The Indian Government is planning to build the world’s largest nuclear power plant in Jaitapur in the western state of Maharashtra. The site is a biodiversity hotspot that is known to have high seismic activity. Tarun Kanti Bose in his article, Jaitapur Nuclear Power Plant: Another Catastrophe in the Offing, writes on the devastating impacts of the proposed power plant. The plan is an untested, expensive and dangerous gamble with health and land, which is being vehemently opposed. The first potential victim of this is the extraordinary ecosystem in the coastal Konkan region of Maharashtra, a biodiversity hotspot. The Nuclear Power Corporation of India Limited (NPCIL) is planning to install six 1,650-megawatt reactors in this region, at the port of Jaitapur in Maharashtra’s Ratnagiri district. The Indian government has ignored protests and forcibly acquired 2,300 acres using the Land Acquisition Act. This Act has increasingly been used to benefit private companies and advance projects that put local populations at risk. As rapid construction proceeds in Jaitapur, mountains will be flattened, trees uprooted, harbours razed, and a flourishing farming, horticultural and fisheries economy destroyed, jeopardising 40,000 people’s survival.

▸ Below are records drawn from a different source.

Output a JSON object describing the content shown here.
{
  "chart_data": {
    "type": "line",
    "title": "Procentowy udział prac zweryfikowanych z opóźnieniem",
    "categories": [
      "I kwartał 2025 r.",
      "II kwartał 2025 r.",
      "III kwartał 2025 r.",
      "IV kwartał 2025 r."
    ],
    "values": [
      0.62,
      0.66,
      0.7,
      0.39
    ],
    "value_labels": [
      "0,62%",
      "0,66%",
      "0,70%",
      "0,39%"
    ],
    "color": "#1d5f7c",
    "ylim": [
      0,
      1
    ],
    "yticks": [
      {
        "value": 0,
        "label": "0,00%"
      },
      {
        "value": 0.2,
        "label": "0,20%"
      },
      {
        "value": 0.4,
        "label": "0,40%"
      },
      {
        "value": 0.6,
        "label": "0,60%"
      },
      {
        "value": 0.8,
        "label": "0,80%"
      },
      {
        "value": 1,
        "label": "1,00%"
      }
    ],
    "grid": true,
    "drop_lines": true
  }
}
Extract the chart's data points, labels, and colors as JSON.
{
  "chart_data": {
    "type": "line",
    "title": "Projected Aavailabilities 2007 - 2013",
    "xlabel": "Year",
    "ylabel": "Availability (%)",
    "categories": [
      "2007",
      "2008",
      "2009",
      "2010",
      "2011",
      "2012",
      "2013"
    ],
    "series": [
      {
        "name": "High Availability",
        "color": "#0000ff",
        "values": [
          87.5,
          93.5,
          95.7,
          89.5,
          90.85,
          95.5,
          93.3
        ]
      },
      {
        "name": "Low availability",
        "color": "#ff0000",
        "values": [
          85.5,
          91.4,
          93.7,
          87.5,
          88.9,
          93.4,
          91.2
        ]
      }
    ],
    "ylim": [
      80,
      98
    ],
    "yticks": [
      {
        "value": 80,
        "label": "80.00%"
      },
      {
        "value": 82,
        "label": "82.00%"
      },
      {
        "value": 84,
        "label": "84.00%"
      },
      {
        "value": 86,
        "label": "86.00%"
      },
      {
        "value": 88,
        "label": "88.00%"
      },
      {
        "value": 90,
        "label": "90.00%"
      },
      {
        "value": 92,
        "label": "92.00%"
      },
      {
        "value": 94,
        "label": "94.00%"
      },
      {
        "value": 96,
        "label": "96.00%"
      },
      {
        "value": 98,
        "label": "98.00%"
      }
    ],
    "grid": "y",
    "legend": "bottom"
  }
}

The articles in the second series of "Peoples’ Struggles in India" series attempts to draw the critical attention of the readers on the contentions that arises from the developmental agenda state and the ensuing peoples’ struggles contesting the outlook of the state and its agencies. These social movements included in this series, uncover the ongoing struggles as well as their achievements. These articles are written by people from various walks of life, deeply engaged with social movements and grassroots struggles, researching and writing on these issues.
As such, the authors bring in their own experiences and the unusual depth of knowledge, strategy and their desire to analyze these issues from that basis. Besides, many of the struggles showcased here have been posited within the context of global political economy and the contemporary neoliberal regime. For the global political and economic powers countries like India and several others in the south and south east Asia, Latin America have become hunting grounds, targeting cheap labour, raw materials and other natural resources to be easily exploited using the loopholes that exist in the international political and economic agreements. This series continues to mirror the reflection of the multiplicity and diversity of the contemporary struggles in India as well as provide a robust ground to challenge the neoliberal policies of the state and the concomitant destruction of life, nature and resources.